3. Baker Mayfield, Oklahoma
2016 Stats: 254-of-358, 3,965 yards, 40 touchdowns, eight interceptions; 78 carries, 177 rushing yards, six touchdowns
Baker Mayfield fell one spot short of a trip to New York in 2015 as a Heisman Trophy finalist, but he received that elusive invitation in 2016, for good reason.
The junior signal-caller for the Oklahoma Sooners was sensational this year through the air and on the ground. His deep passes to Dede Westbrook were almost always on target, even when he was on the move. His touch also seemed to improve compared to a year ago, while his ability to scramble while keeping his eyes downfield are Johnny Manziel-ish.
The chip on Mayfield's shoulder is as apparent as a boulder. The two-time walk-on who randomly showed up on the doorstep of the Oklahoma program is used to fighting to be noticed, and he has succeeded thanks to an uncanny ability to make big plays and sustain a level that's nearly unmatched in the sport.
2. Lamar Jackson, Louisville
2016 Stats: 230-of-409, 3,543 yards, 30 touchdowns, nine interceptions; 260 carries, 1,571 rushing yards, 21 touchdowns
In his first full season as the starting quarterback at Louisville, Lamar Jackson made history and became the first Heisman Trophy winner in program history.
He did it with style and substance.
His hurdle into the end zone at Syracuse in Week 2 was the first of many Heisman moments. His touchdown pass in the closing seconds to beat Virginia proved how effective he can be through the air in the clutch. His season will go down as one of the best by a quarterback in the sport's history:
1. Deshaun Watson, Clemson
2016 Stats: 388-of-579, 4,593 yards, 41 touchdowns, 17 interceptions; 629 rushing yards, nine rushing touchdowns
Deshaun Watson didn't have the stats that Louisville's Lamar Jackson had, but the Clemson quarterback has the most important aspect of the game covered: Winning.

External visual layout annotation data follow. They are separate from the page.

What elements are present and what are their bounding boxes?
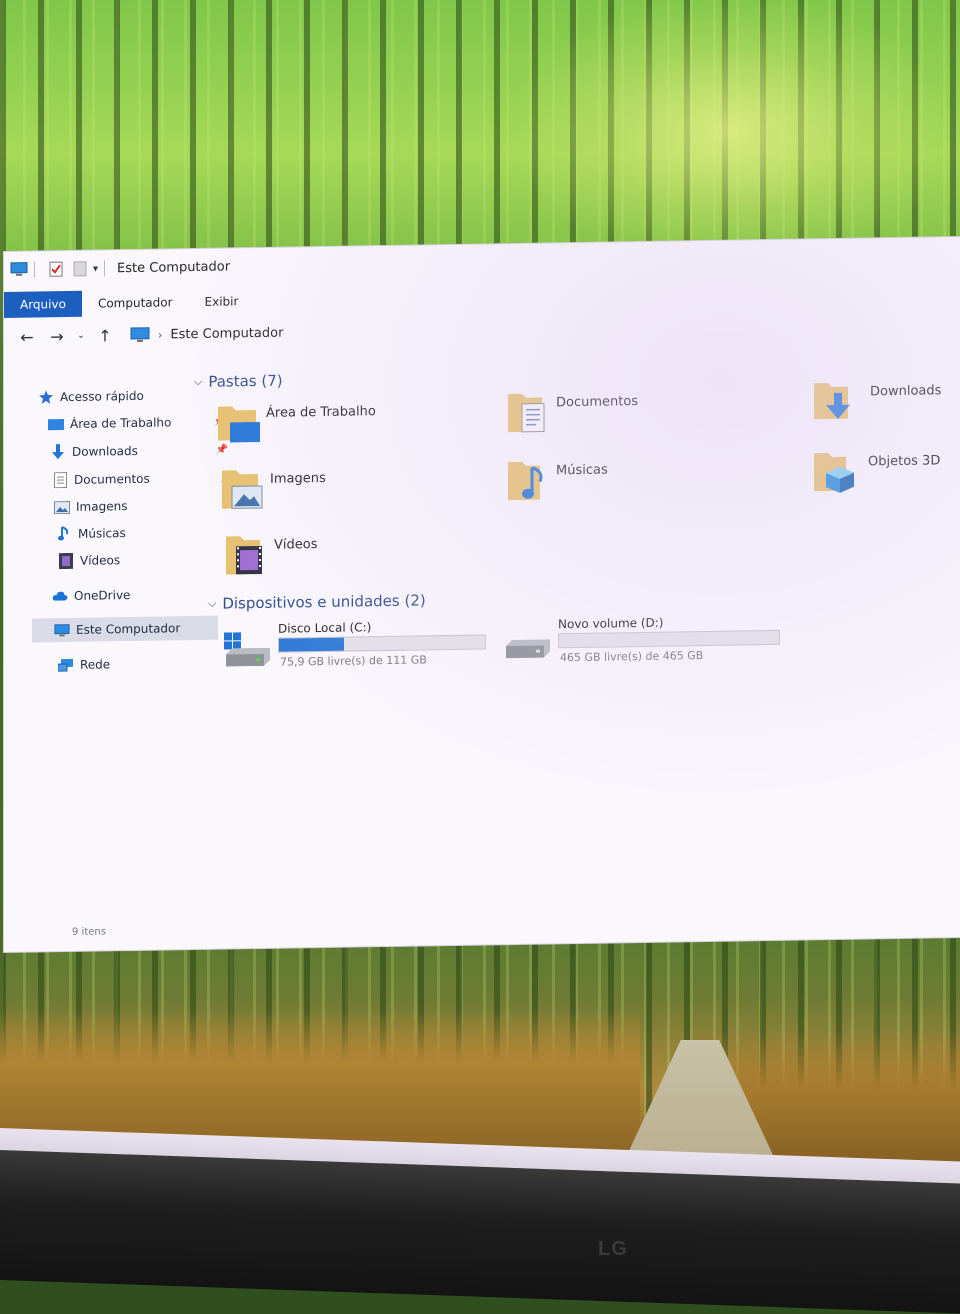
monitor-brand-logo: LG: [598, 1238, 628, 1260]
drive-usage-bar: [278, 634, 486, 653]
navigation-pane: Acesso rápido Área de Trabalho 📌 Downloa…: [4, 369, 236, 812]
sidebar-item-label: Documentos: [74, 471, 150, 487]
group-header-label: Pastas (7): [208, 371, 283, 391]
desktop-folder-icon: [48, 416, 64, 432]
file-explorer-window: ▾ Este Computador Arquivo Computador Exi…: [4, 236, 960, 953]
drive-free-space: 75,9 GB livre(s) de 111 GB: [280, 653, 427, 669]
drive-d[interactable]: Novo volume (D:) 465 GB livre(s) de 465 …: [504, 614, 794, 679]
star-icon: [38, 389, 54, 405]
sidebar-item-label: Acesso rápido: [60, 388, 144, 405]
folder-label: Área de Trabalho: [266, 404, 376, 421]
pictures-folder-icon: [222, 470, 263, 509]
computer-icon: [54, 622, 70, 638]
folder-objetos-3d[interactable]: Objetos 3D: [812, 445, 960, 509]
download-arrow-icon: [50, 444, 66, 460]
3d-objects-folder-icon: [814, 453, 854, 493]
recent-locations-chevron-icon[interactable]: ⌄: [72, 331, 90, 341]
drive-name: Disco Local (C:): [278, 620, 372, 636]
back-arrow-icon[interactable]: ←: [12, 327, 42, 346]
sidebar-item-label: Este Computador: [76, 621, 181, 637]
sidebar-item-label: Área de Trabalho: [70, 415, 172, 431]
wallpaper-canopy-light: [520, 0, 940, 260]
drive-usage-fill: [279, 637, 345, 652]
up-arrow-icon[interactable]: ↑: [90, 326, 120, 345]
new-folder-icon[interactable]: [71, 261, 89, 277]
folder-label: Documentos: [556, 394, 639, 411]
downloads-folder-icon: [814, 383, 850, 420]
sidebar-item-label: OneDrive: [74, 588, 131, 603]
hard-drive-icon: [506, 639, 550, 659]
folder-downloads[interactable]: Downloads: [812, 375, 960, 439]
toolbar-separator: [34, 261, 35, 278]
tab-arquivo[interactable]: Arquivo: [4, 290, 82, 318]
forward-arrow-icon[interactable]: →: [42, 326, 72, 346]
folder-label: Músicas: [556, 462, 608, 479]
sidebar-item-este-computador[interactable]: Este Computador: [32, 615, 218, 643]
group-header-pastas[interactable]: ⌵ Pastas (7): [194, 372, 283, 391]
picture-icon: [54, 499, 70, 515]
breadcrumb-location[interactable]: Este Computador: [170, 325, 283, 342]
windows-drive-icon: [224, 632, 270, 667]
videos-folder-icon: [226, 536, 262, 575]
documents-folder-icon: [508, 393, 545, 433]
folder-videos[interactable]: Vídeos: [224, 528, 504, 592]
folder-area-de-trabalho[interactable]: Área de Trabalho: [216, 396, 496, 460]
document-icon: [52, 472, 68, 489]
collapse-chevron-icon[interactable]: ⌵: [208, 597, 216, 611]
folder-label: Downloads: [870, 383, 942, 400]
folder-documentos[interactable]: Documentos: [506, 386, 786, 450]
sidebar-item-label: Vídeos: [80, 553, 121, 568]
folder-imagens[interactable]: Imagens: [220, 462, 500, 526]
drive-c[interactable]: Disco Local (C:) 75,9 GB livre(s) de 111…: [224, 618, 514, 683]
properties-checkbox-icon[interactable]: [47, 261, 65, 277]
network-icon: [58, 657, 74, 673]
tab-exibir[interactable]: Exibir: [189, 288, 255, 315]
sidebar-item-label: Rede: [80, 657, 111, 672]
sidebar-item-label: Downloads: [72, 443, 138, 459]
collapse-chevron-icon[interactable]: ⌵: [194, 375, 202, 389]
folder-label: Vídeos: [274, 537, 318, 553]
cloud-icon: [52, 588, 68, 604]
folder-label: Imagens: [270, 470, 326, 487]
window-title: Este Computador: [117, 258, 231, 276]
video-icon: [58, 552, 74, 570]
drive-usage-bar: [558, 629, 780, 649]
folder-musicas[interactable]: Músicas: [506, 454, 786, 518]
sidebar-item-label: Imagens: [76, 499, 128, 514]
music-note-icon: [56, 526, 72, 542]
toolbar-separator: [104, 260, 106, 277]
content-pane: ⌵ Pastas (7) Área de Trabalho Documentos: [194, 345, 954, 917]
group-header-dispositivos[interactable]: ⌵ Dispositivos e unidades (2): [208, 591, 426, 612]
drive-free-space: 465 GB livre(s) de 465 GB: [560, 649, 704, 665]
breadcrumb-chevron-icon[interactable]: ›: [158, 328, 162, 341]
status-bar-item-count: 9 itens: [72, 926, 106, 938]
folder-label: Objetos 3D: [868, 453, 941, 470]
computer-icon: [10, 262, 28, 276]
drive-name: Novo volume (D:): [558, 615, 664, 632]
customize-toolbar-dropdown-icon[interactable]: ▾: [93, 263, 98, 274]
music-folder-icon: [508, 461, 543, 501]
tab-computador[interactable]: Computador: [82, 289, 189, 317]
desktop-folder-icon: [218, 406, 260, 443]
computer-icon: [130, 327, 150, 342]
sidebar-item-label: Músicas: [78, 526, 126, 541]
group-header-label: Dispositivos e unidades (2): [222, 591, 426, 613]
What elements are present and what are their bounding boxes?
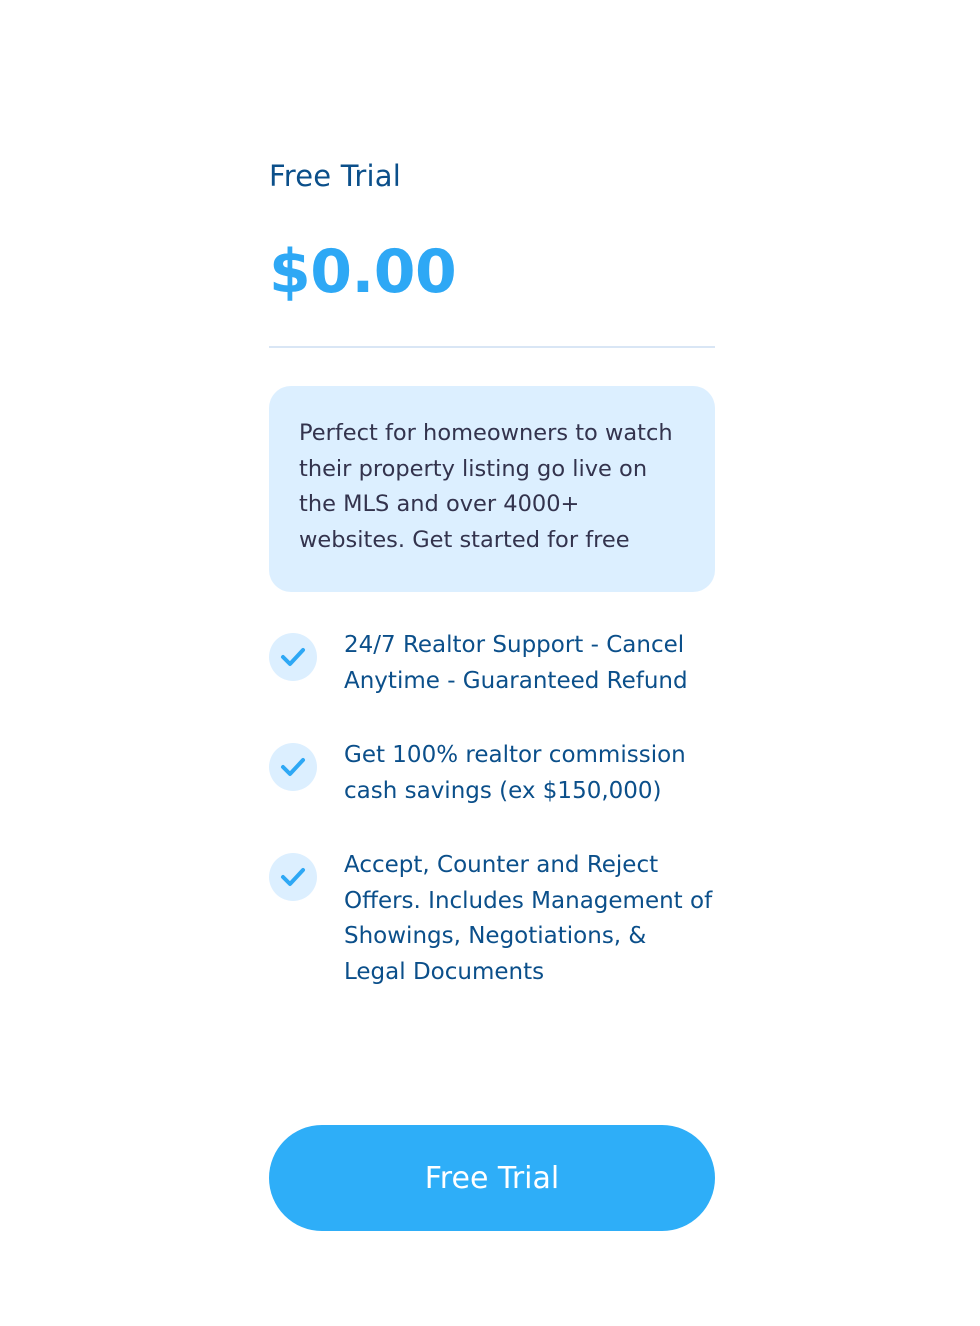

For the second straight season, Watson led the Tigers to a national championship game berth, but unlike last year, he came out on top this time. He has only lost three games a starter in three years with the program.
"What makes him special in all of those games, not just these playoff type games, is his preparation," head coach Dabo Swinney told reporters last week. "The guy is an unbelievable winner, and he is incredibly attentive to details and a great, great student of the game. I mean, he just loves to grind to get ready, and then when it comes game time, he just goes and plays. He knows that he's prepared. He's put the work in."
Watson earned the top spot over Jackson because of his personal success and what he did for his team. Jackson's four turnovers against Kentucky played a huge role in that loss; unlike Watson, he didn't consistently stand tall in the pocket when his protection let him down; and he lost his last three games.
Watson a proven leader, a proven winner, an ultratalented passer and runner, and he's the best quarterback in college football.